XKCD author Randall Munroe’s Thing Explainer used only the most common ten hundred words to simply explain complicated topics. Nydwracu’s Fnords did nearly the opposite, removing everything non-essential and clearly exposing the underlying message.

I like both of these ideas, so let’s combine them. Copy/paste some text into the box, and below you’ll see the same text with the most common “ten hundred” words (and some punctuation) removed.

Input text

Result

Why do this?

After taking a lengthy break from social media sites like Twitter and mainstream news outlets like The New York Times, I’m finding that I no longer have the stomach for their brand of emotionally/politically charged language (if I ever did). And this is not to mention their less sophisticated cousins like TikTok and CNN.

My (literal) mental model is that of a machine, pretty often functional, but sometimes on the fritz (in which state it’s worse than useless). There’s a large control panel with a bunch of knobs and dials, and through a non-trivial amount of effort, I’ve found a combination of settings that makes everything run smoothly enough.

joy.jpg

But when I read an article that uses charged language, it’s the metaphorical equivalent of someone reaching in and haphazardly mashing a bunch of knobs and dials.

anger.jpg

This is not good! And it can sometimes take me a while to reach a new equilibrium again.

As an example, take this recent Politico piece on Oregon Congressional candidate Carrick Flynn, which was my proximal motivation to write this post. The Thing Obscurer analysis of the opening section looks like:

Flynn contend deadly robots type boogeyman donor Sam Bankman-Fried eccentric 30– cryptocurrency billionaire chief donor PAC 10 million Flynn’s campaign Bankman-Fried’s support Flynn baffled observers energized Flynn’s opponents cast billionaire’s intervention shady carpetbagging crypto-baron influence cryptocurrency regulation Washington February rival campaign manager denounced Bankman-Fried “ tax-dodging billionaire”

There’s nothing wrong with this per-se, in the sense that the author is simply reporting on what Flynn and his opponents have said.

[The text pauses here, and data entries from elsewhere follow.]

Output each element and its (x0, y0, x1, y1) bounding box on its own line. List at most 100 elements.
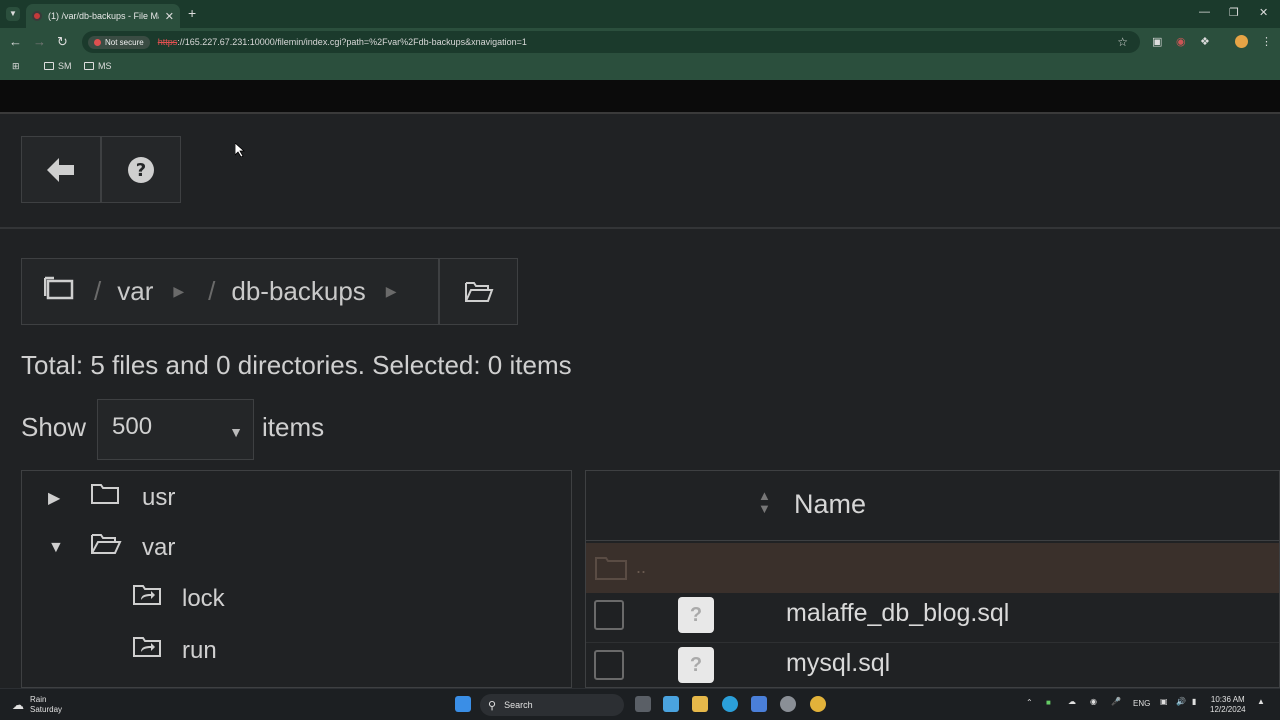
onedrive-icon[interactable]: ☁ (1068, 697, 1076, 706)
unknown-file-icon: ? (678, 597, 714, 633)
page-size-select[interactable]: 500 ▼ (97, 399, 254, 460)
window-close-icon[interactable]: ✕ (1259, 6, 1268, 19)
row-checkbox[interactable] (594, 650, 624, 680)
battery-icon[interactable]: ▮ (1192, 697, 1196, 706)
rain-cloud-icon: ☁ (12, 698, 24, 712)
new-tab-button[interactable]: + (188, 5, 196, 21)
taskbar-search-label: Search (504, 700, 533, 710)
mouse-cursor (234, 142, 246, 162)
table-row[interactable]: ? malaffe_db_blog.sql (586, 593, 1279, 643)
file-explorer-icon[interactable] (692, 696, 708, 712)
network-icon[interactable]: ▣ (1160, 697, 1168, 706)
tree-node-lock[interactable]: lock (132, 583, 225, 614)
security-label: Not secure (105, 37, 144, 47)
tree-node-usr[interactable]: ▶ usr (48, 482, 175, 513)
help-button[interactable]: ? (101, 136, 181, 203)
divider (0, 227, 1280, 229)
minimize-icon[interactable]: — (1199, 6, 1210, 18)
url-path: ://165.227.67.231:10000/filemin/index.cg… (177, 37, 527, 47)
apps-grid-icon[interactable]: ⊞ (12, 61, 20, 72)
profile-avatar[interactable] (1235, 35, 1248, 48)
breadcrumb-item-db-backups[interactable]: db-backups (231, 276, 365, 307)
breadcrumb-item-var[interactable]: var (117, 276, 153, 307)
parent-directory-row[interactable]: .. (586, 543, 1279, 593)
taskbar-search[interactable]: ⚲ Search (480, 694, 624, 716)
url-text[interactable]: https://165.227.67.231:10000/filemin/ind… (158, 37, 527, 47)
tray-app-icon[interactable]: ■ (1046, 698, 1051, 707)
weather-widget[interactable]: ☁ Rain Saturday (12, 695, 62, 715)
clock-date: 12/2/2024 (1210, 705, 1246, 714)
back-arrow-icon (47, 157, 74, 182)
tab-close-icon[interactable]: ✕ (165, 10, 174, 23)
caret-right-icon[interactable]: ▶ (48, 488, 68, 508)
warning-icon (94, 38, 101, 46)
microphone-icon[interactable]: 🎤 (1111, 697, 1121, 706)
taskbar-clock[interactable]: 10:36 AM 12/2/2024 (1210, 695, 1246, 715)
parent-directory-label: .. (636, 557, 647, 577)
root-folders-icon[interactable] (43, 276, 74, 307)
folder-icon (44, 62, 54, 70)
task-view-icon[interactable] (635, 696, 651, 712)
chatgpt-icon[interactable] (780, 696, 796, 712)
bookmark-folder-ms[interactable]: MS (84, 61, 112, 71)
bookmark-label: SM (58, 61, 72, 71)
help-question-icon: ? (128, 156, 154, 183)
bookmark-star-icon[interactable]: ☆ (1117, 35, 1128, 49)
browser-tab-active[interactable]: (1) /var/db-backups - File Mana ✕ (26, 4, 180, 28)
table-row[interactable]: ? mysql.sql (586, 643, 1279, 687)
browser-toolbar: ← → ↻ Not secure https://165.227.67.231:… (0, 28, 1280, 56)
cast-icon[interactable]: ▣ (1152, 35, 1162, 48)
url-protocol: https (157, 37, 178, 47)
caret-right-icon: ▶ (385, 283, 397, 299)
folder-icon (84, 62, 94, 70)
clock-time: 10:36 AM (1210, 695, 1245, 704)
extensions-puzzle-icon[interactable]: ❖ (1200, 35, 1210, 48)
open-folder-button[interactable] (439, 258, 518, 325)
windows-start-icon[interactable] (455, 696, 471, 712)
file-list-header: ▲ ▼ Name (586, 471, 1279, 541)
tab-title: (1) /var/db-backups - File Mana (48, 11, 159, 21)
store-icon[interactable] (751, 696, 767, 712)
column-header-name[interactable]: Name (794, 489, 866, 520)
tray-chevron-icon[interactable]: ⌃ (1026, 698, 1033, 707)
tree-node-label: run (182, 636, 217, 664)
bookmark-folder-sm[interactable]: SM (44, 61, 72, 71)
tree-node-var[interactable]: ▼ var (48, 532, 175, 563)
volume-icon[interactable]: 🔊 (1176, 697, 1186, 706)
back-button[interactable] (21, 136, 101, 203)
security-chip[interactable]: Not secure (88, 35, 150, 49)
row-checkbox[interactable] (594, 600, 624, 630)
menu-kebab-icon[interactable]: ⋮ (1261, 35, 1272, 48)
folder-open-icon (464, 281, 493, 302)
weather-day: Saturday (30, 705, 63, 714)
tree-node-label: usr (142, 483, 176, 511)
sort-icon[interactable]: ▲ ▼ (758, 489, 771, 515)
tree-node-run[interactable]: run (132, 635, 217, 666)
file-name[interactable]: malaffe_db_blog.sql (786, 599, 1009, 628)
tab-favicon-icon (32, 11, 42, 21)
address-bar[interactable]: Not secure https://165.227.67.231:10000/… (82, 31, 1140, 53)
forward-arrow-icon[interactable]: → (33, 34, 46, 49)
bookmark-label: MS (98, 61, 112, 71)
reload-icon[interactable]: ↻ (57, 34, 68, 50)
show-label: Show (21, 412, 87, 442)
breadcrumb-separator: / (94, 276, 102, 306)
folder-icon (595, 557, 627, 580)
bookmarks-bar: ⊞ SM MS (0, 56, 1280, 80)
back-arrow-icon[interactable]: ← (9, 34, 22, 49)
notification-bell-icon[interactable]: ▲ (1257, 697, 1265, 706)
chrome-icon[interactable] (810, 696, 826, 712)
edge-browser-icon[interactable] (722, 696, 738, 712)
restore-icon[interactable]: ❐ (1229, 6, 1239, 19)
tray-security-icon[interactable]: ◉ (1090, 697, 1097, 706)
copilot-icon[interactable] (663, 696, 679, 712)
file-name[interactable]: mysql.sql (786, 649, 890, 678)
caret-down-icon[interactable]: ▼ (48, 539, 68, 557)
unknown-file-icon: ? (678, 647, 714, 683)
folder-symlink-icon (132, 635, 162, 666)
language-indicator[interactable]: ENG (1133, 699, 1150, 708)
tab-list-button[interactable]: ▼ (6, 7, 20, 21)
directory-tree: ▶ usr ▼ var lock run (21, 470, 572, 688)
extension-record-icon[interactable]: ◉ (1176, 35, 1186, 48)
weather-label: Rain (30, 695, 47, 704)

But it’s also akin to FUD, via the uncritical use/repetition of charged language like [deadly, boogeyman, baffled, shady, carbetbagging, baron, denounced, tax-dodging]. Words like this are meant to emotionally engage (and maybe even entertain), but not necessarily inform the reader. And when it comes to news, I mostly just want to be informed.

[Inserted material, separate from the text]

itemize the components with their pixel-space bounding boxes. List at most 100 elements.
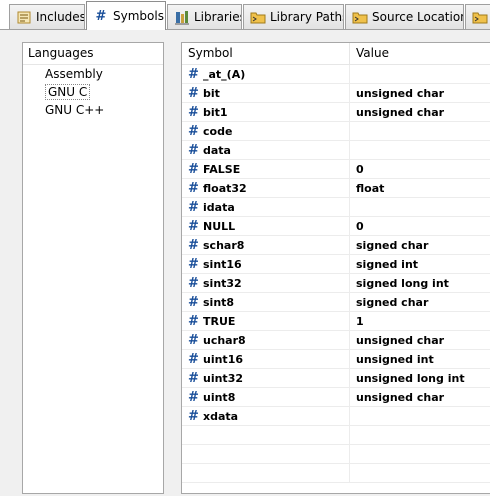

Edit 2022-11-21: This example obviously did not age well, but the general point remains (I think).

Improvements

Thing Obscurer obviously doesn’t work very well in its current form, but I do think something like it might, ironically, help clarify tone/intent, and allow people like me to identify (and selectively avoid) needlessly inflammatory authors and sources. Some thoughts on potential improvements/alternatives:

  • As it stands, Thing Obscurer does not conform to the “iron law” of ~13% summary length suggested by the SSC post. This could be achieved by reducing the XKCD word list a bit, but doing so would probably make the results even less comprehensible.
  • There are already ML summary algorithms that work reasonably well. Something similar could probably be trained to distill articles into Fnords, or even directly remove/reword inflammatory language.
  • However, sometimes emotional content is essential to the message, and the act of removing/rewording may risk discarding the core content. But even when this is true, our capacity for emotional engagement is not infinite, and we should at least choose our battles wisely.